Как у него хватало сил?

Как ему удалось не сойти с ума?

Иногда мне думается, что все дело в доверии. Он пребывал в твердом убеждении, что это просто раз и навсегда стало его судьбой. В этой уверенности он и черпал силы. Такой вывод напрашивается из его немногочисленных всеми забытых записей.

Однажды, когда я стоял неподалеку от дороги, карауля насекомых, на нее вышли трое мужчин с большими корзинами на спине. Один из них держал в руках ружье — довольно необычное зрелище, ибо в пределах Бирмы аборигенам запрещается носить огнестрельное оружие. Я заметил мужчин, как только они появились из-за поворота, но, когда несший ружье вдруг увидел меня, он тут же изготовился стрелять. Я сразу понял, что они, должно быть, занимаются контрабандой опиума. Сделай я неосторожное движение — и он бы, несомненно, тут же выпустил в меня пулю, но я понадеялся на то, что они, вероятно, слыхали про нас и ловлю насекомых, поэтому повернулся к ним спиной и махнул сачком вслед воображаемому насекомому. Не скрою, что следующие секунды стоили мне большого напряжения, однако, когда я вскоре обернулся, всех троих уже и след простыл.

Иногда я решаю всерьез разобраться в ситуации с поездками. Почему из меня не получается заядлый путешественник? Почему меня неизменно тянет домой? Однако размышления обычно заканчиваются тем, что я словно бы погружаюсь в рой коротких, чуть ли не точечных, бесцветных мыслей, не имеющих видимой связи. Будто какая-то высшая сила опустошила в мое сознание лоток с обрезками от своего дырокола.

4. Человек, который любил острова

В конце своей недолгой жизни Д. Г. Лоуренс написал новеллу "Человек, который любил острова". Я ее не читал, знал лишь название, но тем не менее пребывал в уверенности, что она поможет мне найти ответ на не дающий покоя вопрос. Почему остров? Я долго искал эту редкую книгу в букинистическом магазине, правда без особой спешки. Одно сознание того, что Лоренс разобрался в этой загадке, приносило успокоение. Ответ существует. Кроме того, у меня имелись собственные теории. А как без этого?

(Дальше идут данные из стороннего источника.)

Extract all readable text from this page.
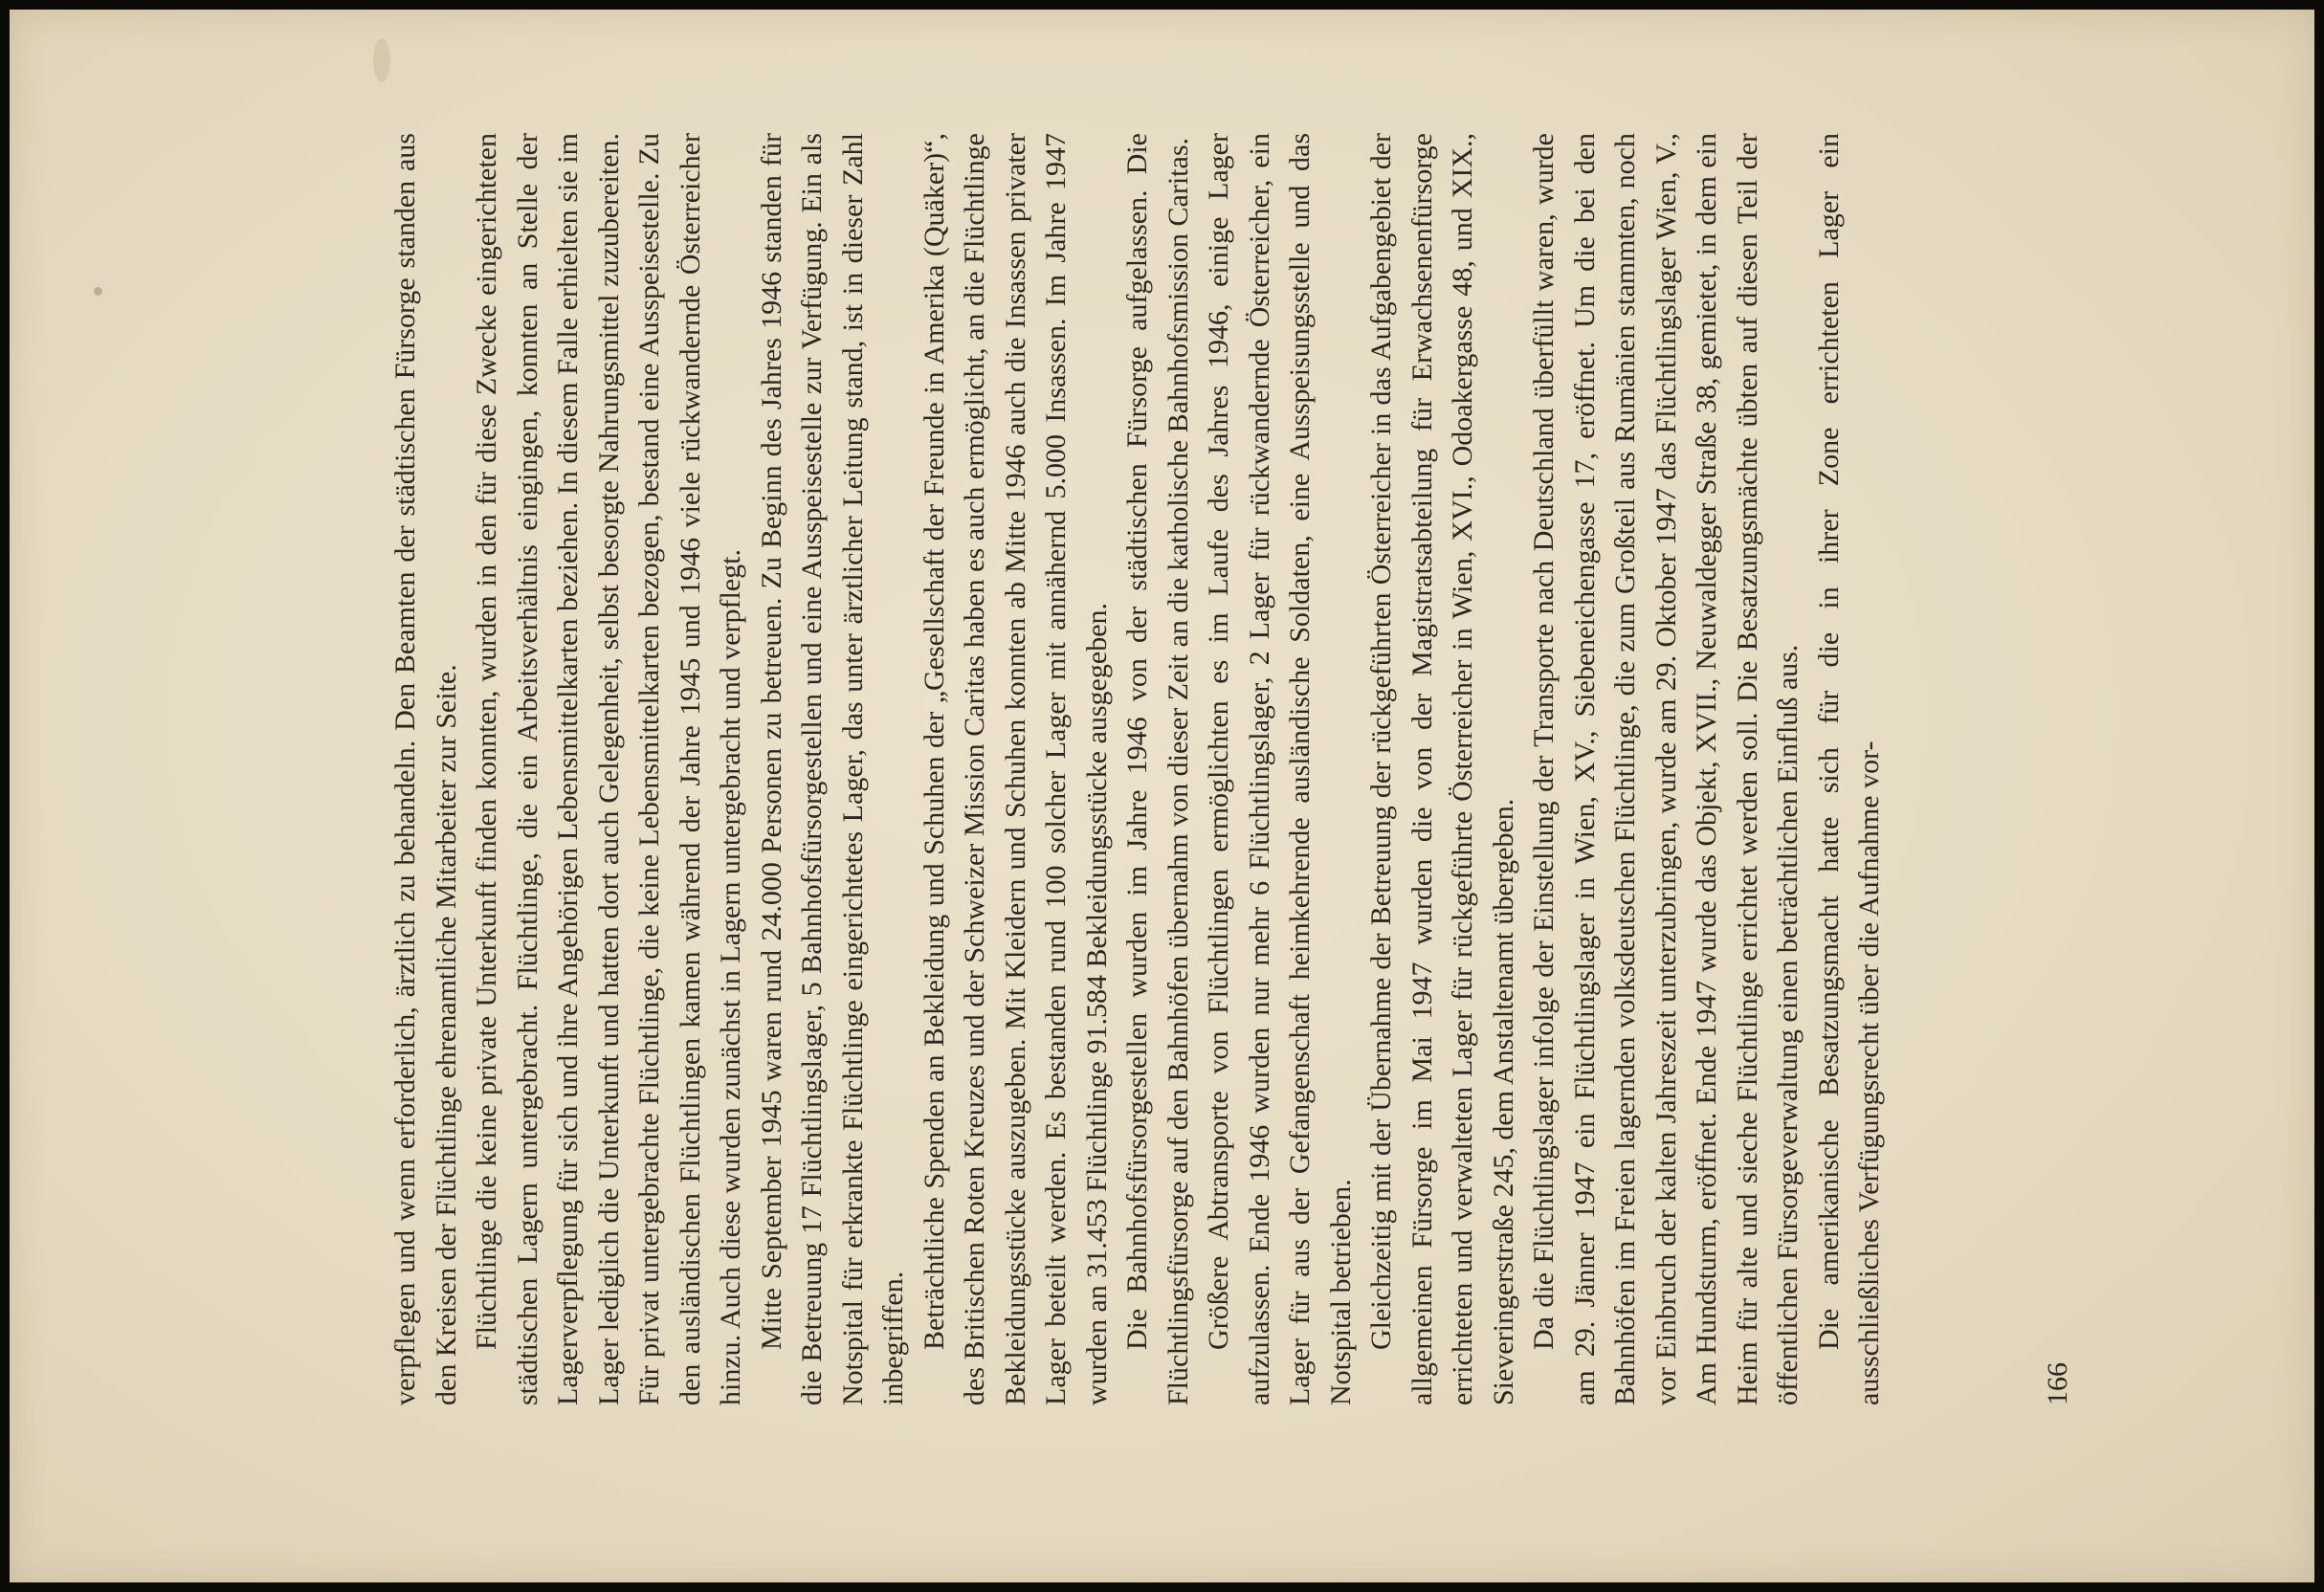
verpflegen und wenn erforderlich, ärztlich zu behandeln. Den Beamten der städtischen Fürsorge standen aus den Kreisen der Flüchtlinge ehrenamtliche Mitarbeiter zur Seite. Flüchtlinge die keine private Unterkunft finden konnten, wurden in den für diese Zwecke eingerichteten städtischen Lagern untergebracht. Flüchtlinge, die ein Arbeitsverhältnis eingingen, konnten an Stelle der Lagerverpflegung für sich und ihre Angehörigen Lebensmittelkarten beziehen. In diesem Falle erhielten sie im Lager lediglich die Unterkunft und hatten dort auch Gelegenheit, selbst besorgte Nahrungsmittel zuzubereiten. Für privat untergebrachte Flüchtlinge, die keine Lebensmittelkarten bezogen, bestand eine Ausspeisestelle. Zu den ausländischen Flüchtlingen kamen während der Jahre 1945 und 1946 viele rückwandernde Österreicher hinzu. Auch diese wurden zunächst in Lagern untergebracht und verpflegt. Mitte September 1945 waren rund 24.000 Personen zu betreuen. Zu Beginn des Jahres 1946 standen für die Betreuung 17 Flüchtlingslager, 5 Bahnhofsfürsorgestellen und eine Ausspeisestelle zur Verfügung. Ein als Notspital für erkrankte Flüchtlinge eingerichtetes Lager, das unter ärztlicher Leitung stand, ist in dieser Zahl inbegriffen. Beträchtliche Spenden an Bekleidung und Schuhen der „Gesellschaft der Freunde in Amerika (Quäker)“, des Britischen Roten Kreuzes und der Schweizer Mission Caritas haben es auch ermöglicht, an die Flüchtlinge Bekleidungsstücke auszugeben. Mit Kleidern und Schuhen konnten ab Mitte 1946 auch die Insassen privater Lager beteilt werden. Es bestanden rund 100 solcher Lager mit annähernd 5.000 Insassen. Im Jahre 1947 wurden an 31.453 Flüchtlinge 91.584 Bekleidungsstücke ausgegeben. Die Bahnhofsfürsorgestellen wurden im Jahre 1946 von der städtischen Fürsorge aufgelassen. Die Flüchtlingsfürsorge auf den Bahnhöfen übernahm von dieser Zeit an die katholische Bahnhofsmission Caritas. Größere Abtransporte von Flüchtlingen ermöglichten es im Laufe des Jahres 1946, einige Lager aufzulassen. Ende 1946 wurden nur mehr 6 Flüchtlingslager, 2 Lager für rückwandernde Österreicher, ein Lager für aus der Gefangenschaft heimkehrende ausländische Soldaten, eine Ausspeisungsstelle und das Notspital betrieben. Gleichzeitig mit der Übernahme der Betreuung der rückgeführten Österreicher in das Aufgabengebiet der allgemeinen Fürsorge im Mai 1947 wurden die von der Magistratsabteilung für Erwachsenenfürsorge errichteten und verwalteten Lager für rückgeführte Österreicher in Wien, XVI., Odoakergasse 48, und XIX., Sieveringerstraße 245, dem Anstaltenamt übergeben. Da die Flüchtlingslager infolge der Einstellung der Transporte nach Deutschland überfüllt waren, wurde am 29. Jänner 1947 ein Flüchtlingslager in Wien, XV., Siebeneichengasse 17, eröffnet. Um die bei den Bahnhöfen im Freien lagernden volksdeutschen Flüchtlinge, die zum Großteil aus Rumänien stammten, noch vor Einbruch der kalten Jahreszeit unterzubringen, wurde am 29. Oktober 1947 das Flüchtlingslager Wien, V., Am Hundsturm, eröffnet. Ende 1947 wurde das Objekt, XVII., Neuwaldegger Straße 38, gemietet, in dem ein Heim für alte und sieche Flüchtlinge errichtet werden soll. Die Besatzungsmächte übten auf diesen Teil der öffentlichen Fürsorgeverwaltung einen beträchtlichen Einfluß aus. Die amerikanische Besatzungsmacht hatte sich für die in ihrer Zone errichteten Lager ein ausschließliches Verfügungsrecht über die Aufnahme vor-	166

Хоть этот остров и похож на пятнадцать квадратных километров сплошного покоя и безделья, он все же так мал и уединен, что от каждого, кто решает на нем поселиться, не имея в здешних краях глубоких корней, ожидается объяснение его поступка, словно речь идет об уходе в некую странную секту. Постоянно один и тот же вопрос: почему именно этот остров? Хорошим ответом, как всегда, является "любовь", о чем прекрасно известно женщинам, прибывшим сюда издалека и влившимся в исконно островные семьи, став женами традиционно живущих в родительском доме парней в засаленных кепках и с охотничьими ружьями, женщинам, которые теперь вершат на острове практические и политические дела.

Подобная ситуация, похоже, складывается по всему миру, во всех морях; на островах царит естественный матриархат, редко встречающийся на материке. "Мужчины, — сказала в свое время президент Исландии Видгис Финнбога-доттир, когда об этом в связи с чем-то зашла речь, — всегда стремятся сбежать в свою стихию — в море. Их просто не бывает дома". Так, вероятно, дело и обстояло, и по-прежнему обстоит, в тех местах, где профессии рыбака и лоцмана еще не утратили своей актуальности. Но здесь? Нет, тут нечто иное.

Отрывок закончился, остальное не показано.